The World Hongmen History and Culture Association is a modern organization that describes itself as an ethnic fraternal group dedicated to promoting Chinese culture abroad. Established in 2013, it takes its name from a centuries-old secret society in China, also called the Hongmen.
In the past, as in the present, the group has been revealed to be a facade for organized crime. It is active around the world and has a growing presence in Africa.
Wan Kuok Koi, one of Asia’s most powerful crime bosses, leads the modern iteration of the Hongmen. He created the association after serving nearly 14 years in a Macau prison for attempted murder, criminal association, loan sharking and illegal gambling.
“Hongmen have long been intertwined with overseas Chinese networks, including with criminal triad societies,” Martin Purbrick wrote in a June 7 analysis for the Jamestown Foundation research institute. “Hongmen’s identity has continued to straddle the line between cultural organization and criminal enterprise.”
Wan, known by the nickname “Broken Tooth,” was the former leader of the 14K triad, one of China’s largest transnational organized crime syndicates, which was involved in drug trafficking, cybercrime, human trafficking, illegal gambling, racketeering and a variety of other crimes.
As authorities in Southeast Asia have cracked down on crime, syndicates have turned their attention to Africa in search of new markets and vulnerabilities.
“There have been increasing indications of major Asian criminal networks establishing connections and operations on the continent and exploiting similar vulnerabilities to those present in Southeast Asia,” the United Nations Office on Drugs and Crime (UNODC) said in an April report.
“World Hongmen History and Culture Association has also been reported increasing activity in Uganda and other African countries in recent years.”
There are two 14K groups among the seven Chinese criminal organizations reportedly operating in South Africa. 14K-Hau and 14K-Ngai are active in Cape Town and Johannesburg, specializing in extortion and abalone trafficking. In 2000, the groups took in an estimated $32 million from the illegal exportation of abalone to Hong Kong, according to the Pretoria-based Institute for Security Studies.
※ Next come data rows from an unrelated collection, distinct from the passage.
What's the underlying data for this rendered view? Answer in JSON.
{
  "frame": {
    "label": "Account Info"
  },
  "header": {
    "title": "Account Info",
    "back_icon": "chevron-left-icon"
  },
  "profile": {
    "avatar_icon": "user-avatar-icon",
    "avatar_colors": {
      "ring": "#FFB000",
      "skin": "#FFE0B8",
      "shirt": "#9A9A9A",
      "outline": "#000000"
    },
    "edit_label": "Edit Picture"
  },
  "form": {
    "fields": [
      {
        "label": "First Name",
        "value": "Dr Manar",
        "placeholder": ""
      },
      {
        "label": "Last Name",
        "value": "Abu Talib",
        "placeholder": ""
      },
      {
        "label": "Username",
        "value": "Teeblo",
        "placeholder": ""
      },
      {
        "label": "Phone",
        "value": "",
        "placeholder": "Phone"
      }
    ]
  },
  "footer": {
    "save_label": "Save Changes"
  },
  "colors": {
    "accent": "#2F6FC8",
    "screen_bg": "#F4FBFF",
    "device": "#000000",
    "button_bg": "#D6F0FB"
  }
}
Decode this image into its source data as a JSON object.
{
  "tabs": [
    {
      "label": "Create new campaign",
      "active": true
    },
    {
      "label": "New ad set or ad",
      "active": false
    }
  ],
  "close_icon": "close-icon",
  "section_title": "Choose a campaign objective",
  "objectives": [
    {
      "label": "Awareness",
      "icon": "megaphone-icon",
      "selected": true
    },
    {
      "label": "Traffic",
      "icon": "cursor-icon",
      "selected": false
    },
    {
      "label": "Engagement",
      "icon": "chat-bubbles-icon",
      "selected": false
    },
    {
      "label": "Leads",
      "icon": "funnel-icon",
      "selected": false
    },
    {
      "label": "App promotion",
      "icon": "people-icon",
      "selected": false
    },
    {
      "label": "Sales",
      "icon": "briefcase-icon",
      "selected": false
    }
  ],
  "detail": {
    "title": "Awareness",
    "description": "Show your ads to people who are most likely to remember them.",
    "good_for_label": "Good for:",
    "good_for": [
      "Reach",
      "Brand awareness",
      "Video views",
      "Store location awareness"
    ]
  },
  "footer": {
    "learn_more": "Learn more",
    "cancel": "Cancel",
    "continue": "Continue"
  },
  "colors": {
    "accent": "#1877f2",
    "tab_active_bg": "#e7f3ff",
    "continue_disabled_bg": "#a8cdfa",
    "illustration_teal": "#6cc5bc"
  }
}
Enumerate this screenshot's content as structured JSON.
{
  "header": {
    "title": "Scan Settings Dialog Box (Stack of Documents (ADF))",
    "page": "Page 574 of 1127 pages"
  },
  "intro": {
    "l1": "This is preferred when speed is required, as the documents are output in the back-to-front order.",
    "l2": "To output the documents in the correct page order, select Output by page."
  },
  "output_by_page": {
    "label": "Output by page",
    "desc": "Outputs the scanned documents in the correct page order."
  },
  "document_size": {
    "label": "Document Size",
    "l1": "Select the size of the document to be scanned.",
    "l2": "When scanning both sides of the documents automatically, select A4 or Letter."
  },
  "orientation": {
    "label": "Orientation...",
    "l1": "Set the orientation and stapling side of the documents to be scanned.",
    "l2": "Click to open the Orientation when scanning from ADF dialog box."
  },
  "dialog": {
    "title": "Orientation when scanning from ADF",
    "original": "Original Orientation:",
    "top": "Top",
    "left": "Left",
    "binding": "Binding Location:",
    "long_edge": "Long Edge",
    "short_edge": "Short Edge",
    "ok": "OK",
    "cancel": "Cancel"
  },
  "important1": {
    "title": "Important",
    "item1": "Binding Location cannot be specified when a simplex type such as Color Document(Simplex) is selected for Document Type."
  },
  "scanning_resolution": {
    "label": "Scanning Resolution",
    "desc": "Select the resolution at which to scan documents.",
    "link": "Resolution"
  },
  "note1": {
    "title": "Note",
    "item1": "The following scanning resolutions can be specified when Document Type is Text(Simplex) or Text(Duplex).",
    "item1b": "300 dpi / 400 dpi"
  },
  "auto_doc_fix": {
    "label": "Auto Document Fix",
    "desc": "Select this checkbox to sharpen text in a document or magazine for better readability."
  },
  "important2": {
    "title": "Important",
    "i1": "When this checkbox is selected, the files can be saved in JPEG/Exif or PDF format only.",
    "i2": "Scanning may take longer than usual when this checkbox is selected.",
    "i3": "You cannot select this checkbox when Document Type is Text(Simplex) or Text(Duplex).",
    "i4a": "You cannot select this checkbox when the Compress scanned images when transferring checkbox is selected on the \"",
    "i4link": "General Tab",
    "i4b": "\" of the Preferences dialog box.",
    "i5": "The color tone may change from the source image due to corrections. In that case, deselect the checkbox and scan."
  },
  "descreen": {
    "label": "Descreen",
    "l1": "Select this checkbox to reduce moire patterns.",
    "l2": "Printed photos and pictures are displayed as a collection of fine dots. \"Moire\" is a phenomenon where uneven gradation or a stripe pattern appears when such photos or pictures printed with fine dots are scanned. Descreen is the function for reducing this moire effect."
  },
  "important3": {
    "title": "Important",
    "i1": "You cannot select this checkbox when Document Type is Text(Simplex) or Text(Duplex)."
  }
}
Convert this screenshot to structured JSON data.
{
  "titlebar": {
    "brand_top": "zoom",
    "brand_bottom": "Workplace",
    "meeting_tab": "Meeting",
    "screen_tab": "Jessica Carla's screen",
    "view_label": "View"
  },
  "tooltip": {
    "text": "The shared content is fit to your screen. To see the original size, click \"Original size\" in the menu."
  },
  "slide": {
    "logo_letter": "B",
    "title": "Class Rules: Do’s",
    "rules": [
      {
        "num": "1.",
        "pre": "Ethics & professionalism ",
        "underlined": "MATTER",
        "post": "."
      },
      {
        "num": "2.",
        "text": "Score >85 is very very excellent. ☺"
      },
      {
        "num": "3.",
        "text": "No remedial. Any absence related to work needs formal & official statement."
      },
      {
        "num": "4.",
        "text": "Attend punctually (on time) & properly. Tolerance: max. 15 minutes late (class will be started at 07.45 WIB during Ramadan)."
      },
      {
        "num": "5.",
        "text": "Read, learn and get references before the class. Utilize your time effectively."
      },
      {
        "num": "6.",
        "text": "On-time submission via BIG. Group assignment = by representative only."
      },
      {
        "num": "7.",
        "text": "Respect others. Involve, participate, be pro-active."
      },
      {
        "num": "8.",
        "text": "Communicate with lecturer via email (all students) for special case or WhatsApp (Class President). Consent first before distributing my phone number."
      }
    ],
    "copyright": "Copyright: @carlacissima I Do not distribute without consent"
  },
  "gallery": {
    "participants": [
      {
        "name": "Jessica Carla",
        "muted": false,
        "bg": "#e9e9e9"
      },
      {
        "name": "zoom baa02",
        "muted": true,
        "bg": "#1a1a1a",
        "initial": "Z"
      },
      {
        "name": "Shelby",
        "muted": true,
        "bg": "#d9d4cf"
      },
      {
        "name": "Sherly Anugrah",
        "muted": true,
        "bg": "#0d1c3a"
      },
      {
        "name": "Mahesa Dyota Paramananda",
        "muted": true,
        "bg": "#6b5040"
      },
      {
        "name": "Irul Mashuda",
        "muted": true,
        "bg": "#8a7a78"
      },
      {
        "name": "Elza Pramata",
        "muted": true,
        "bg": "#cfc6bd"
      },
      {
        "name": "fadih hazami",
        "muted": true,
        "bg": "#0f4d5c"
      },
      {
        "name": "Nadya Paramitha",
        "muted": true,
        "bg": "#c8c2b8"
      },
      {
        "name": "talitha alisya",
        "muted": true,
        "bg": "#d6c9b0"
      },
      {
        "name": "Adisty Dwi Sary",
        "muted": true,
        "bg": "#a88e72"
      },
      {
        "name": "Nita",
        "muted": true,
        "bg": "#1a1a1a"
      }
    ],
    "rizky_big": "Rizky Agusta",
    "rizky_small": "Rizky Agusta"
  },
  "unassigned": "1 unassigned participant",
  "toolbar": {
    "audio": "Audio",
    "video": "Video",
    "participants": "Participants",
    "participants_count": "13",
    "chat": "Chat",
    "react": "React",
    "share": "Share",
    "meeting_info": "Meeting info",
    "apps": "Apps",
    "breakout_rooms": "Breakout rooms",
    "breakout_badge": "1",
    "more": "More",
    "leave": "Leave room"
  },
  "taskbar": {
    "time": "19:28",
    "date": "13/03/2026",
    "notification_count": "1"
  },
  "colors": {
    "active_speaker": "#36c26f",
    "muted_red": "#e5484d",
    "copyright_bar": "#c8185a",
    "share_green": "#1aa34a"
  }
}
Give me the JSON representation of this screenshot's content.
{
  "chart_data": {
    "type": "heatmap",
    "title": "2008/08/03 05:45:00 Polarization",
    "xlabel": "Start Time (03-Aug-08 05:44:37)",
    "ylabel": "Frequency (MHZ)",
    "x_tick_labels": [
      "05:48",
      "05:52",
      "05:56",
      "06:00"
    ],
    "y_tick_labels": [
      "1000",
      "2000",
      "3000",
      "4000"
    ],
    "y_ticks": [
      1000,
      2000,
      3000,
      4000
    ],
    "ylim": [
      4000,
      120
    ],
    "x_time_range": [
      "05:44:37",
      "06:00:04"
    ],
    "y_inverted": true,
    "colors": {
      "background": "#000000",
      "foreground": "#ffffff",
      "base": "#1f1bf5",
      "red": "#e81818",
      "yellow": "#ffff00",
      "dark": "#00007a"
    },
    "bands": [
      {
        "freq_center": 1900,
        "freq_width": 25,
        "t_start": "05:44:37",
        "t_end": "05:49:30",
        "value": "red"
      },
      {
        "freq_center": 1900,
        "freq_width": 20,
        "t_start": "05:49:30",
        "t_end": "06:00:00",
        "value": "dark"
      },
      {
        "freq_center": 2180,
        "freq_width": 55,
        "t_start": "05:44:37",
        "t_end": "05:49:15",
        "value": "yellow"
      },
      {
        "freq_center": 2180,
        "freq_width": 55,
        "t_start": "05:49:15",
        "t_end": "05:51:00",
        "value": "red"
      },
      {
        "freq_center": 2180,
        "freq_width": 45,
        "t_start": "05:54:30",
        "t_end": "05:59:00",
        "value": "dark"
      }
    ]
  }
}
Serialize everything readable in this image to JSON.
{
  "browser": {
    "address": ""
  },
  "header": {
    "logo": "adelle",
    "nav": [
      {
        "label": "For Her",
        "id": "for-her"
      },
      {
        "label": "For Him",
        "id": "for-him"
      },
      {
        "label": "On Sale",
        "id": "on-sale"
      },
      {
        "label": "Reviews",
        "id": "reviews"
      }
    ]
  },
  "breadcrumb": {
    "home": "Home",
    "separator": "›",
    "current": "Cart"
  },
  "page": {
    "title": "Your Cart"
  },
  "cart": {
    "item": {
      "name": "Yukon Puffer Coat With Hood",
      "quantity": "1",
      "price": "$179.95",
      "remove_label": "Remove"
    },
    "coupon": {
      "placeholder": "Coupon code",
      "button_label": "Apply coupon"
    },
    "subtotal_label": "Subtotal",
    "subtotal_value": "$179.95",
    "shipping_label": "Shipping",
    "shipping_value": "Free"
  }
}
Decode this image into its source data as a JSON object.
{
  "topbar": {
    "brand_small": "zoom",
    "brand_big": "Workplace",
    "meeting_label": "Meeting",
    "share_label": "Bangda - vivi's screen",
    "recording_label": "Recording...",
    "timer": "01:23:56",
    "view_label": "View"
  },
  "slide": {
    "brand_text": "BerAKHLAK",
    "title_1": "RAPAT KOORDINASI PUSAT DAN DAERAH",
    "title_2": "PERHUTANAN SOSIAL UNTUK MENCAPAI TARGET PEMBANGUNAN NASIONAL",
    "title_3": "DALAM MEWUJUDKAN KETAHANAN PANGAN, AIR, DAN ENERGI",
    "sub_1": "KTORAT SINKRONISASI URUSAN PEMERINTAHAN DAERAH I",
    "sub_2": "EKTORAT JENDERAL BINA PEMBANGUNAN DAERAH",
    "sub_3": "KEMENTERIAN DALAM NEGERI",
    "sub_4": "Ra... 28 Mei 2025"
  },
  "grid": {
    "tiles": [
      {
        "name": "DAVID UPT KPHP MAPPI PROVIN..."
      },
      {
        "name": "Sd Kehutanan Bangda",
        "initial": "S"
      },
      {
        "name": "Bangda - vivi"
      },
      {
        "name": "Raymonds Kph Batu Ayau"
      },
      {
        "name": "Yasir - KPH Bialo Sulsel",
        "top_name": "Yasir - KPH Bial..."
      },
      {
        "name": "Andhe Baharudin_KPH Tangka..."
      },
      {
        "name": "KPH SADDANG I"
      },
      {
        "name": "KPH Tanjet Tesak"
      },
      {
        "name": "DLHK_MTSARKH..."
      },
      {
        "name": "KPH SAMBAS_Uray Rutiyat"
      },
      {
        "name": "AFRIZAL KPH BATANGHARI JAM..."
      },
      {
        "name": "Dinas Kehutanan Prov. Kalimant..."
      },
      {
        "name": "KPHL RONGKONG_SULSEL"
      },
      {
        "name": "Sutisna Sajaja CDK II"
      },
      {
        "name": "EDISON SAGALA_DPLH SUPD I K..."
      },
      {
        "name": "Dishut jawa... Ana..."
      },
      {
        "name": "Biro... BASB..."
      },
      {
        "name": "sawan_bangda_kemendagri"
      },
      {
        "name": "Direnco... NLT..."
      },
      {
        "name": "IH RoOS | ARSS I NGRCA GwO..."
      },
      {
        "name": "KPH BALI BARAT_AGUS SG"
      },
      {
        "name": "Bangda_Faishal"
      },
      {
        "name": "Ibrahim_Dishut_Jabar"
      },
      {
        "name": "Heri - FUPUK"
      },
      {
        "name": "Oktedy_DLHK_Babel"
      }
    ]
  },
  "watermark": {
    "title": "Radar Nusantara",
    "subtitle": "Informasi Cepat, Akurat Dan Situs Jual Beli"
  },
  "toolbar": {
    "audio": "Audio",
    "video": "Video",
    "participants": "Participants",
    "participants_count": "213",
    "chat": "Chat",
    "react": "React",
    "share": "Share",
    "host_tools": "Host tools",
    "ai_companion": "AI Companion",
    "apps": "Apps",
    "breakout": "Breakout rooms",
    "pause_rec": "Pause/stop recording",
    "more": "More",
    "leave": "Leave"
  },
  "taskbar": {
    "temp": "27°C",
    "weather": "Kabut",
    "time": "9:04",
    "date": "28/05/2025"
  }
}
The same type of large-scale transnational criminal enterprises that Hongmen members have been accused of carrying out in Southeast Asia have surfaced in the past year in Nigeria. Uganda has emerged as a major source for trafficking victims, and South Africa has grown as a financial crime hub, UNODC investigators said.
Frequently with Chinese nationals in charge, these operations have made tens of billions of dollars a year by targeting victims throughout the globe with fake investments, cryptocurrency, romance and other cyber scams. They are notorious for acquiring and using the labor of human trafficking victims.
New reporting has shown a growing connection between the Chinese government and Chinese organized crime groups. A June 24 Washington Post investigation found that the Hongmen Association is entangled with the Chinese Communist Party (CCP) in ways that had not previously been reported.
Nathan Paul Southern, a researcher at the Eyewitness Project, an independent group investigating illicit industries, said the Hongmen are not like Chinese triads, which prioritize controlling territory.
The Hongmen Association formed as a “constellation of business structures,” which allowed it to expand rapidly across parts of the Global South hungry for investment, he told the Post.
Purbrick said the CCP has turned a blind eye to Hongmen ventures as they have expanded across countries that are part of China’s Belt and Road Initiative, where Hongmen and related triads are active. These sprawling enterprises are a cog in the CCP’s united front strategy to spread influence beyond its official reach while downplaying direct associations with the Chinese government.
“These organizations serve the purposes of united front work,” he said. “The CCP has tolerated and even benefited from this arrangement, as triad-affiliated Hongmen groups serve its geopolitical goals.”
Martin Thorley, a senior analyst focused on China at the Global Initiative Against Transnational Organized Crime, said there is compelling evidence tying the Hongmen Association to the CCP, including photos of Wan receiving a state award for patriotism.
“This is beyond clandestine diplomacy,” Thorley told the Post. “This is crime that is really deeply entrenched in state machinery.”
Thorley said the CCP makes “precise, deliberate” decisions on its associations, and Wan is “arguably the most notorious criminal on the continent. For them to have given him an award … it’s as clear-cut as it gets. It was an endorsement.”